The Biden administration agreed to end the pause on student loan payments that have been in place since March 2020 at the onset of the pandemic. Payments are set to resume on 08/29/23, which is 60 days after 06/30 for all borrowers. It is important to note that this is separate from the Biden Administration’s student debt relief plan to forgive up to $10,000 in federal loans and $20,000 for Pell Grant recipients. This is currently being reviewed by the Supreme Court, with a decision likely to be announced soon.

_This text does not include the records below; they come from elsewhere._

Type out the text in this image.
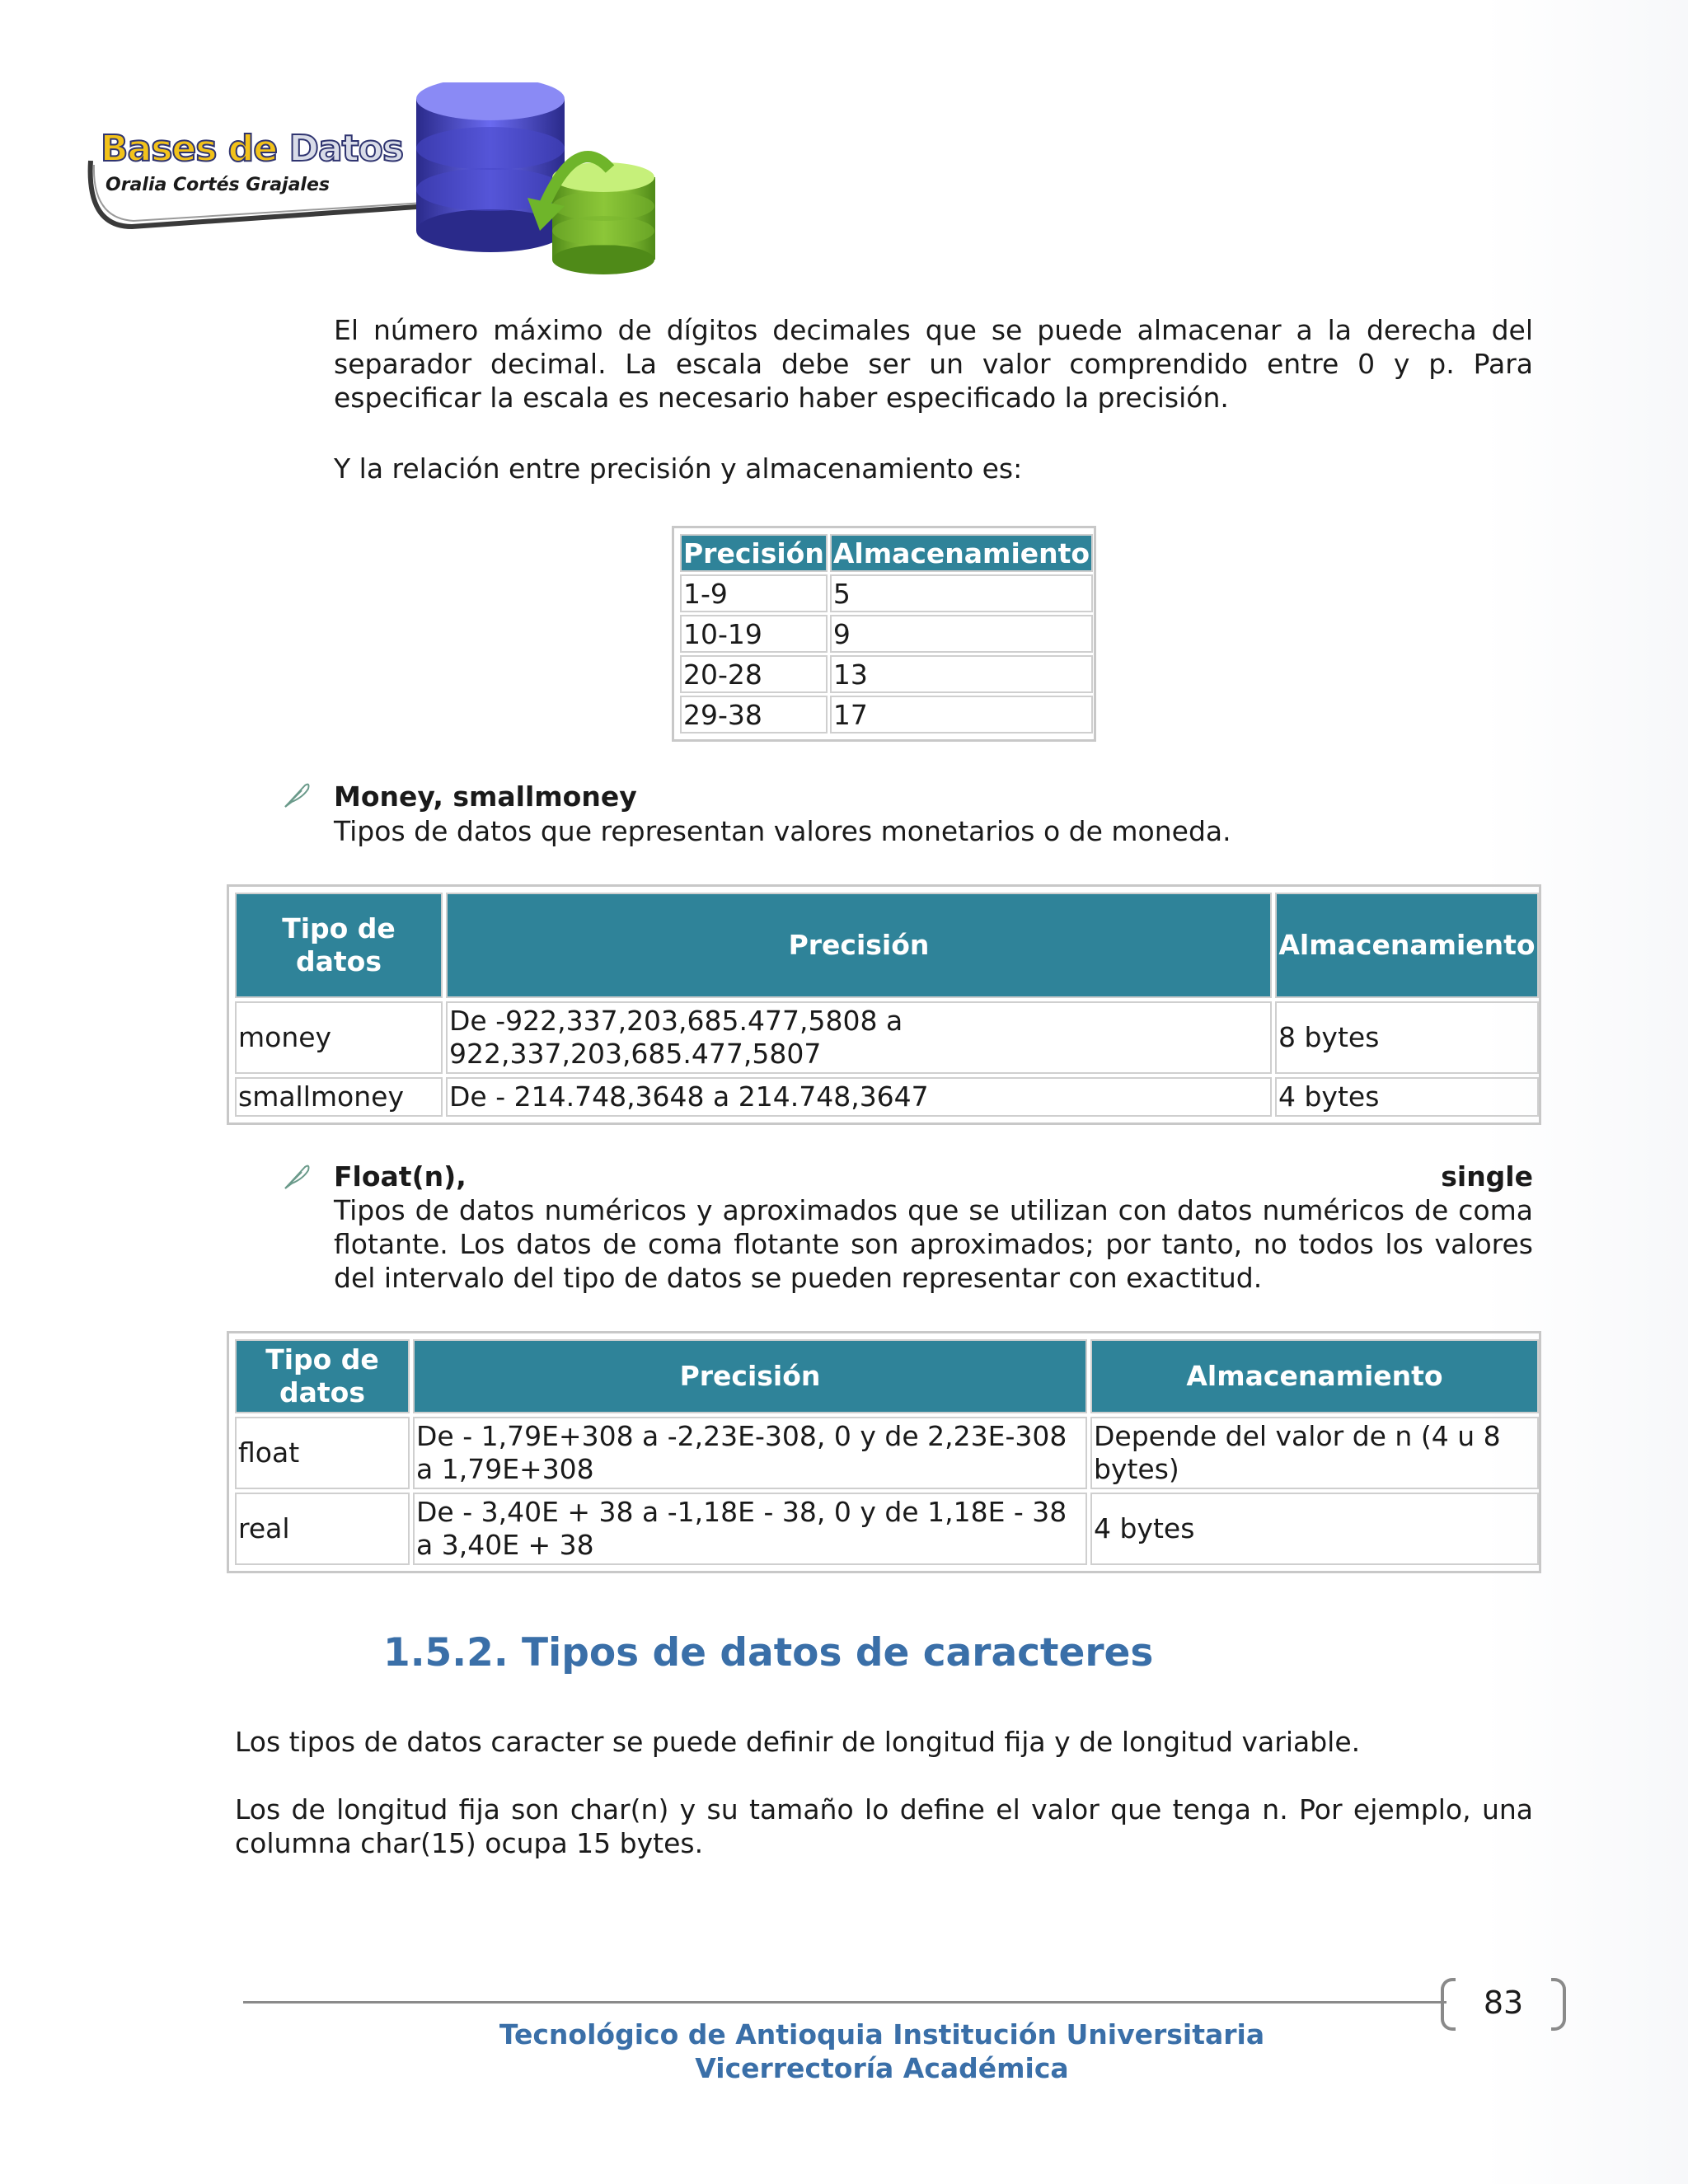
Bases de Datos
Oralia Cortés Grajales

El número máximo de dígitos decimales que se puede almacenar a la derecha del separador decimal. La escala debe ser un valor comprendido entre 0 y p. Para especificar la escala es necesario haber especificado la precisión.

Y la relación entre precisión y almacenamiento es:

Precisión	Almacenamiento
1-9	5
10-19	9
20-28	13
29-38	17

Money, smallmoney

Tipos de datos que representan valores monetarios o de moneda.

Tipo de datos	Precisión	Almacenamiento
money	De -922,337,203,685.477,5808 a 922,337,203,685.477,5807	8 bytes
smallmoney	De - 214.748,3648 a 214.748,3647	4 bytes

Float(n),	single

Tipos de datos numéricos y aproximados que se utilizan con datos numéricos de coma flotante. Los datos de coma flotante son aproximados; por tanto, no todos los valores del intervalo del tipo de datos se pueden representar con exactitud.

Tipo de datos	Precisión	Almacenamiento
float	De - 1,79E+308 a -2,23E-308, 0 y de 2,23E-308 a 1,79E+308	Depende del valor de n (4 u 8 bytes)
real	De - 3,40E + 38 a -1,18E - 38, 0 y de 1,18E - 38 a 3,40E + 38	4 bytes
1.5.2. Tipos de datos de caracteres

Los tipos de datos caracter se puede definir de longitud fija y de longitud variable.

Los de longitud fija son char(n) y su tamaño lo define el valor que tenga n. Por ejemplo, una columna char(15) ocupa 15 bytes.

83
Tecnológico de Antioquia Institución Universitaria
Vicerrectoría Académica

The largest consequence of this piece of legislation is that it will add an expense for millions of people, some of whom may already be grappling with stretched household budgets. Prior to the pandemic pause, 15% of borrowers were behind on payments. Now we are adding this liability payment after two years of high inflation which has run significantly higher than wage growth. Therefore, the consumer’s capacity to absorb this within their household budget is more challenging than ever before.
How can individuals start planning for repayment now?
- Identify your student loan servicer: The company that manages your student loans may have changed since forbearance began. Find your servicer by logging into StudentAid.gov.
- Contact your servicer: Log in to your servicer’s website or give them a call. Update your contact information. Ask how much you might owe when payments resume, how much your monthly bills could be, and what payment plans are available to you. If you had automatic payments before forbearance, set those up again. Servicers expect a customer service bottleneck when payments resume, so get ahead of the traffic now.
- Consider an income-driven repayment (IDR) plan. Your servicer can help you sign up for an IDR plan. These plans lower your monthly bills to a set portion of your disposable income. Your payment could be as low as $0 per month. You can do the paperwork now, so you’re set in an IDR plan when forbearance ends.